It seems as if the first steps in the implementation of the judicial reform are encountering doubts about the success of the radical restructuring that this reform brings to the Albanian political future. The acclamation of this reform as a deus ex machina solution, as a sword of Damocles that would come down on the head of anyone who has profited illegally during those last 27 years, runs the risk of creating the disappointment that naturally accompanies the failure to fulfill great expectations.
It’s more political maneuvering than genuine popular sensation. The beginnings of this reform, which became grounded in the Albanian media after the implementation of the decriminalization law, are unfortunately tightly interwoven with the ugly propaganda of the prime minister.
Interested in keeping the public opinion’s focus away from the large problems caused by his misgovernance, Rama used his media ties to inflate the judicial reform into a biblical event that would establish the justice the Albanians so much desired.
The public opinion, desperate to hang on to a thread of hope, started to create the image of the main political actors behind bars. Under the tent of the vetting you found all kinds of people. There were those who truly believed in the reform and the influence it would have on the lives of the citizens. There were ministers and deputies who shamelessly signed a petition that sooner or later would arrive on their own desk for approval.

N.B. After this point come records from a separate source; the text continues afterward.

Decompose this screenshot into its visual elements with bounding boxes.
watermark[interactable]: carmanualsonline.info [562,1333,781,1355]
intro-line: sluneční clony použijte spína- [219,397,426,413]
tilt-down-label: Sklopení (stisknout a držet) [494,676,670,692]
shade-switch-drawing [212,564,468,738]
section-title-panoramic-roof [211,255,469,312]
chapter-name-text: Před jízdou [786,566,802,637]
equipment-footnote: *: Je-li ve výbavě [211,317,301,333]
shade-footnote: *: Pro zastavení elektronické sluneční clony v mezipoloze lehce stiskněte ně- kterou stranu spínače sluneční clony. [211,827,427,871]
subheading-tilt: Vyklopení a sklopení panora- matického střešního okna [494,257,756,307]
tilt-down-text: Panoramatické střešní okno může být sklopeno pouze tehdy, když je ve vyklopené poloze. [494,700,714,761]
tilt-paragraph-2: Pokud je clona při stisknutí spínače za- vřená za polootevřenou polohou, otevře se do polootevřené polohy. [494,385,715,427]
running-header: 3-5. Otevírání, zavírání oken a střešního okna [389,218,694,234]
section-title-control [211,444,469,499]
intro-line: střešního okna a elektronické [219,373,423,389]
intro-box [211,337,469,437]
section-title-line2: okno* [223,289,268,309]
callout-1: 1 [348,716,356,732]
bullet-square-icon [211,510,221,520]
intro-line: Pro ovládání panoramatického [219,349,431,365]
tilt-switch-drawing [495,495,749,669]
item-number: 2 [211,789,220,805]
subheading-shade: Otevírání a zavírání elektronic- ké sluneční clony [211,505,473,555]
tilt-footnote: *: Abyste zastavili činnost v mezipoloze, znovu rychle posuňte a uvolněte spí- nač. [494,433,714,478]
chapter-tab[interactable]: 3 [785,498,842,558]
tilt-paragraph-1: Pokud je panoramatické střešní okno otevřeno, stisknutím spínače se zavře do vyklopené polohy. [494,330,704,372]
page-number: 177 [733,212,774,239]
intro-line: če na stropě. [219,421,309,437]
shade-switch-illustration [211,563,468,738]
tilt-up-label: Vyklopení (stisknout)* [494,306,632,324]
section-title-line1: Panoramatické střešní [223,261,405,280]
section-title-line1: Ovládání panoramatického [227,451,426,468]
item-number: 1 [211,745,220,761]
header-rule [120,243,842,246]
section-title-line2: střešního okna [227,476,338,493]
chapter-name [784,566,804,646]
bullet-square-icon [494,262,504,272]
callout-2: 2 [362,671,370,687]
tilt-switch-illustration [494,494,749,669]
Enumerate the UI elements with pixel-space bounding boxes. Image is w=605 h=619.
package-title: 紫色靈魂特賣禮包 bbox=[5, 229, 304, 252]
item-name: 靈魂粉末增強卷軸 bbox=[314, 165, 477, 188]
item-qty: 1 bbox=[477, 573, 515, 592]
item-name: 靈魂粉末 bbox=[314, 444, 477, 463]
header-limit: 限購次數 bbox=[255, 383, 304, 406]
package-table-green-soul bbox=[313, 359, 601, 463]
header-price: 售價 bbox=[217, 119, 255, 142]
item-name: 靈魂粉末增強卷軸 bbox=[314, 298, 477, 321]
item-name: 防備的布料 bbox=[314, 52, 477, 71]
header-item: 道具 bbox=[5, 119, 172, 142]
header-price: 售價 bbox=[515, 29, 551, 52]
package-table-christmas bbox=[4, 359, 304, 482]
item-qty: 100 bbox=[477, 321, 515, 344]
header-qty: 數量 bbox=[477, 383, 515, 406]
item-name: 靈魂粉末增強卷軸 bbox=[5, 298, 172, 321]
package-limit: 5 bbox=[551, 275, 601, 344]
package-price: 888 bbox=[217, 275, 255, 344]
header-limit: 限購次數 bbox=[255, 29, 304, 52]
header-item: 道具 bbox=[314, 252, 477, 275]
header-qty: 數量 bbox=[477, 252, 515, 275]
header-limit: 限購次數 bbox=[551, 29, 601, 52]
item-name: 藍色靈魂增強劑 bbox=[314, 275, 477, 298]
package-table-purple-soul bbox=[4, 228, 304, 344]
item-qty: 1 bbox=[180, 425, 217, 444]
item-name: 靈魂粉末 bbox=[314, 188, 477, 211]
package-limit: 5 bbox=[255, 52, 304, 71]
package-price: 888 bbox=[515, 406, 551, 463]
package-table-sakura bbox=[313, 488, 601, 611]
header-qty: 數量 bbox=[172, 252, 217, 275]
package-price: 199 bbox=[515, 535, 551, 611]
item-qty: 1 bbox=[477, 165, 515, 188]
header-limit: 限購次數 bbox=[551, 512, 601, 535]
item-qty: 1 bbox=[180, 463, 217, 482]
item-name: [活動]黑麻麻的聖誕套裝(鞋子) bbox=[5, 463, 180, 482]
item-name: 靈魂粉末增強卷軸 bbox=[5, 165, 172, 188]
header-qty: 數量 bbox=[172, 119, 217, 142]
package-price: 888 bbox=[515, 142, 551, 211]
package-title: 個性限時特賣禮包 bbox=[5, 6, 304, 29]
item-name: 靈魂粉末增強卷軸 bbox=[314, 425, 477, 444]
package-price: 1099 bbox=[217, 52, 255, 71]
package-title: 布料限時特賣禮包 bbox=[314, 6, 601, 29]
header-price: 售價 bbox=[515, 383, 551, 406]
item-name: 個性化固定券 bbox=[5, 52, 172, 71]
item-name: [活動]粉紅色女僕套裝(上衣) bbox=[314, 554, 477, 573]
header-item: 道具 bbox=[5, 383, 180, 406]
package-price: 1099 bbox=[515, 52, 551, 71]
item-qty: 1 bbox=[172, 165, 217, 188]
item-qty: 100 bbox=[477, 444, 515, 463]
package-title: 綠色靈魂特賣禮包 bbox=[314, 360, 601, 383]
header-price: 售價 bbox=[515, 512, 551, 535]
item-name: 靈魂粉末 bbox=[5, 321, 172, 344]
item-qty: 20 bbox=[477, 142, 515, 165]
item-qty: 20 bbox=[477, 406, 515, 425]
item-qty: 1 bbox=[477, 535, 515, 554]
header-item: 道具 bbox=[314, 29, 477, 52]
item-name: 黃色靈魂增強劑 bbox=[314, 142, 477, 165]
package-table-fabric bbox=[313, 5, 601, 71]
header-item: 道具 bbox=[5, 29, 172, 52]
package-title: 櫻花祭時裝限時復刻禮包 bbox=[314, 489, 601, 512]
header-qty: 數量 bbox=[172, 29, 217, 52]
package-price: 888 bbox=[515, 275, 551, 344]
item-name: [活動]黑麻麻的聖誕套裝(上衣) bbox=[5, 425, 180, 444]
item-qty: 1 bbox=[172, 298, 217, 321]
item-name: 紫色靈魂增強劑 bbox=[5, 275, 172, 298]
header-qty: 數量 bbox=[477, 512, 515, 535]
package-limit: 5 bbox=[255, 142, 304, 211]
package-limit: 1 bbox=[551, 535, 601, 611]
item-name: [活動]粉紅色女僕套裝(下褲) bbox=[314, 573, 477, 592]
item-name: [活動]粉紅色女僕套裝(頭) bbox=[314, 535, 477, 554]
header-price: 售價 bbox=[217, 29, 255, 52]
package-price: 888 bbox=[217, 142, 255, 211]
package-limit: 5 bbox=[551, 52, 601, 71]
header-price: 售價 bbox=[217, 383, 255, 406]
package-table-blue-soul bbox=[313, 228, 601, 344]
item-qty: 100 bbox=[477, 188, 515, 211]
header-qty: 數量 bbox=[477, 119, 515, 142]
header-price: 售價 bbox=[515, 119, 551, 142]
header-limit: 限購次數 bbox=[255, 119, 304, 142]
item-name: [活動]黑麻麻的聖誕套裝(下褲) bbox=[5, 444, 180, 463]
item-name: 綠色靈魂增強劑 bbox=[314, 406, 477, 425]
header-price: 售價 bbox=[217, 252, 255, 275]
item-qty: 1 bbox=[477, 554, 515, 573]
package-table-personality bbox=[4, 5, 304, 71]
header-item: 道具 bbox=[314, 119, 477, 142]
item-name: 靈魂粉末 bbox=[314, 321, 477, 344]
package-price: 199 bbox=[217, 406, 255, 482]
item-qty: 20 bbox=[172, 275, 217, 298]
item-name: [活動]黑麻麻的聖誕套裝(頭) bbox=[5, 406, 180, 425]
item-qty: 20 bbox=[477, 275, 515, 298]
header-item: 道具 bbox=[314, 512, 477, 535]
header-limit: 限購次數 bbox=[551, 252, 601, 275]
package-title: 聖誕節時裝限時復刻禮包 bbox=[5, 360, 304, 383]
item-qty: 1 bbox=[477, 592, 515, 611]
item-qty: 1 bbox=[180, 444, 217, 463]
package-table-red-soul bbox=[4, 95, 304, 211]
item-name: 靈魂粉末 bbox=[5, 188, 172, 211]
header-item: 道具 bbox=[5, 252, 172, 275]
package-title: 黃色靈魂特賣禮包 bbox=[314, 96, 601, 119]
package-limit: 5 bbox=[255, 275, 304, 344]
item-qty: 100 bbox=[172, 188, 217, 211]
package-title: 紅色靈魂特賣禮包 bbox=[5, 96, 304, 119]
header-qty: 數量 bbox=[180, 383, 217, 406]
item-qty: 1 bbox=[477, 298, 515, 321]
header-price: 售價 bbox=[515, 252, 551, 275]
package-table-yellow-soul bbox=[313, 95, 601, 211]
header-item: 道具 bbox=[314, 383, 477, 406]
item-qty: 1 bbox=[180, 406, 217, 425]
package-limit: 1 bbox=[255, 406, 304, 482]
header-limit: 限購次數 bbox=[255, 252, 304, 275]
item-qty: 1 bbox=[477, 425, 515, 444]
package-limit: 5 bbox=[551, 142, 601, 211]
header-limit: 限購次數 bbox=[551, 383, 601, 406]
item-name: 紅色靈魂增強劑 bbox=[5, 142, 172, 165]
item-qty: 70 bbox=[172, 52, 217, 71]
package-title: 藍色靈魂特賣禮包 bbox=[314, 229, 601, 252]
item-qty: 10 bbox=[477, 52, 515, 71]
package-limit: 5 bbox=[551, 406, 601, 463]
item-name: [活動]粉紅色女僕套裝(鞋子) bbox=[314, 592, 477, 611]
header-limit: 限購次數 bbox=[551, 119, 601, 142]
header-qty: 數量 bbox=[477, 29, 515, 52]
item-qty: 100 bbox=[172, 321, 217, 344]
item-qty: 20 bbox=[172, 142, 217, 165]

This dirty game with the sensibilities of the Albanians couldn’t have had a different ending: the transformation of a bureaucratic revolution, of a barbaric need of Albanian society to see the figures that are usually anathematized by everyone as being close to the criminal world setting on the bench of the accused. Even the veterans from the Second World War joined the chorus, whose sensibilities were triggered by the popular mobilization so much that they arrived at the tents of the vetting with titles and decorations – as if they were early for the May 1 celebrations. Maybe this massive propaganda reminds you of something.
In the early 1950s, the Soviet Union was gripped by the great fever of the Appeal for Peace. The Appeal was a petition signed by the “free” people of the Communist block in which the common desire for a world in peace and prosperity for its inhabitants was expressed. The petition was signed by millions of people and even deigned to come to Albania where within a week everyone above 18 signed it. A true feat for a people where illiteracy was still widespread.
I had to remember this story when I saw grandfathers who could hardly move sign something of which they didn’t and for their entire life won’t know the contents. In essence, the reform is not populist. It’s not graspable for the masses. It spirit rumbles more of the guillotine than of articles and paragraphs without soul or emotion.
The reform needs to be done and the Albanian judicial institutions need to be fully restructered, not only to avoid corruption as much as possible , but also to confront and adapt to the different social specifics that give rise every day to diverse legal issues. Not to mention the great need of the judicial system for well prepared judges and prosecutors. But to turn a reform into the war banner of an electoral campaign makes it into a balloon that will explode in the face of anyone who thinks that he will hold on to power with empty promises.